The midwinter minimum in North Pacific storm-track intensity is a perplexing phenomenon because the associated local baroclinity in the North Pacific is maximum during midwinter. Here, a new mechanism is proposed wherein the midwinter minimum occurs in part because global planetary-scale waves consume the zonal available potential energy, limiting its availability for storm-track eddy growth. During strong midwinter suppression years, the midwinter minimum is preceded by anomalously large planetary-scale eddy kinetic energy and subsequent reduction in zonal available potential energy and global baroclinity. Consistent with previous studies, this large planetary-scale eddy kinetic energy takes place after enhanced Pacific warm pool convection, which peaks during winter. These results indicate that the midwinter minimum is in part caused by heightened warm pool convection, which, through excitation of planetary-scale waves, leads to a weaker storm-track. This finding also helps explain the existence of the midwinter North Atlantic storm-track minimum.

Plain Language Summary During boreal winter, midlatitude storms are concentrated in two regions, one over the North Pacific Ocean and the other over the North Atlantic Ocean. These regions of enhanced storm activity are referred to as storm tracks. These storms are fed by the potential energy associated with the north-south temperature gradient. This energy is known as zonal available potential energy (ZAPE). The north-south temperature gradient upstream of the Pacific storm track undergoes a seasonal cycle, reaching its maximum during midwinter. Therefore, the intensity of the Pacific storm track is expected to reach its greatest strength during midwinter. However, the Pacific storm-track strength exhibits a local minimum during midwinter.

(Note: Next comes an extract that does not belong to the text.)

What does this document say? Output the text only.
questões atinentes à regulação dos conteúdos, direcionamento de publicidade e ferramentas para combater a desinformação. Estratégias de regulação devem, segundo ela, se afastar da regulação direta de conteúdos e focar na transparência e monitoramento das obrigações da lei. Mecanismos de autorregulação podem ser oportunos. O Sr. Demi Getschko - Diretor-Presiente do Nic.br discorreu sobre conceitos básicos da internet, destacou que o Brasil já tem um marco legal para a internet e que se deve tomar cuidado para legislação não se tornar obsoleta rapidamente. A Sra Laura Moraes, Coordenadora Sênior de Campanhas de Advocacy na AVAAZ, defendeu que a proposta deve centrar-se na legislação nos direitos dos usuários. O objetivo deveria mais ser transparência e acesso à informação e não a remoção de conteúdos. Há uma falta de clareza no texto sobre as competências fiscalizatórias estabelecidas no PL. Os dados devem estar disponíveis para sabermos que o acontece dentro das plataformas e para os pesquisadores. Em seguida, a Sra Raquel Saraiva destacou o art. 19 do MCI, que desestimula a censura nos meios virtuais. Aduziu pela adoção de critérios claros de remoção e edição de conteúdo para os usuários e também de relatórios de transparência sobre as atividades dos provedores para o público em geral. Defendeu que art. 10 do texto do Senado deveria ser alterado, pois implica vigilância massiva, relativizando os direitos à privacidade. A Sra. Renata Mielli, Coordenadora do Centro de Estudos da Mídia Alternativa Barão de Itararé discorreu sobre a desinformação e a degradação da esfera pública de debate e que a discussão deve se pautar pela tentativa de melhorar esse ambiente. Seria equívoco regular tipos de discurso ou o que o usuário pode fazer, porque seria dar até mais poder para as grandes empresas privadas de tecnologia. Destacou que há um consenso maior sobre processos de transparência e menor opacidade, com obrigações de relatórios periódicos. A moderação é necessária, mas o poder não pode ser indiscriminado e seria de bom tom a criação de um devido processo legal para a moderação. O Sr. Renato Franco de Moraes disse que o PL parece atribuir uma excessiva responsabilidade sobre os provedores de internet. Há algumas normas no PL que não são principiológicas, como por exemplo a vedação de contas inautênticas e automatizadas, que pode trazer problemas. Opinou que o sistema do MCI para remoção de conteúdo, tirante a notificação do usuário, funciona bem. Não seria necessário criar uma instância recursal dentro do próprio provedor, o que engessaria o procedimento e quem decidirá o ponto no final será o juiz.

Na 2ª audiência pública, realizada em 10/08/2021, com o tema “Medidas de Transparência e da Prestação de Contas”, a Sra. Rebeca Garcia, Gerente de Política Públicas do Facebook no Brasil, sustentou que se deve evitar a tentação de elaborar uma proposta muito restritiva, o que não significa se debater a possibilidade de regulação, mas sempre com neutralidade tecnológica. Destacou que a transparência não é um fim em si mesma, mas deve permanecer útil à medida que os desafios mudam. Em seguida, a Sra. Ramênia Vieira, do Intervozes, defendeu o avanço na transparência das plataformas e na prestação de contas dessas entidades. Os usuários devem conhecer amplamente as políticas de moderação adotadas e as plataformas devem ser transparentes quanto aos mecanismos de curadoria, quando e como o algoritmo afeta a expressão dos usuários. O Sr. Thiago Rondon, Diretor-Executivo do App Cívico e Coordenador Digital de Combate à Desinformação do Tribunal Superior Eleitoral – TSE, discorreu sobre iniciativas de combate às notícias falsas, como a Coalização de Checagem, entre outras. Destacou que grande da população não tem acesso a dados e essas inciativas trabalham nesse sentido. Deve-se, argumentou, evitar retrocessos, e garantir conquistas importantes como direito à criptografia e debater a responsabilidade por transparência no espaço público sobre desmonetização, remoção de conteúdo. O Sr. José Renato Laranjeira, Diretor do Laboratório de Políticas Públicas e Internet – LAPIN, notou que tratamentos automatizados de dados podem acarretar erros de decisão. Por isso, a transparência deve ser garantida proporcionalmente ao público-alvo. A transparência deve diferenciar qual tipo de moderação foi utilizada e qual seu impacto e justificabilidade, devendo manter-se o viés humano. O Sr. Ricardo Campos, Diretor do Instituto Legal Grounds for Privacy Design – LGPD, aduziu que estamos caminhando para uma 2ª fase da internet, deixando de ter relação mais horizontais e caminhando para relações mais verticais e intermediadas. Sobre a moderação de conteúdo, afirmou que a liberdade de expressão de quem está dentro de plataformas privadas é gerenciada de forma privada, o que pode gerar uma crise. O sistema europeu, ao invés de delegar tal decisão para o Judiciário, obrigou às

Therefore, this phenomenon has been a subject of active research for decades. Most studies have investigated factors that are local to the Pacific storm track. Here, a new mechanism with a global perspective is presented. The main finding is that convection over the tropical western Pacific reaches its maximum strength during December, and this convection generates planetary-scale waves that consume ZAPE, leaving less ZAPE behind for the storms to feed upon. This global perspective also helps to explain the existence of the midwinter North Atlantic storm-track minimum, which was discovered more recently.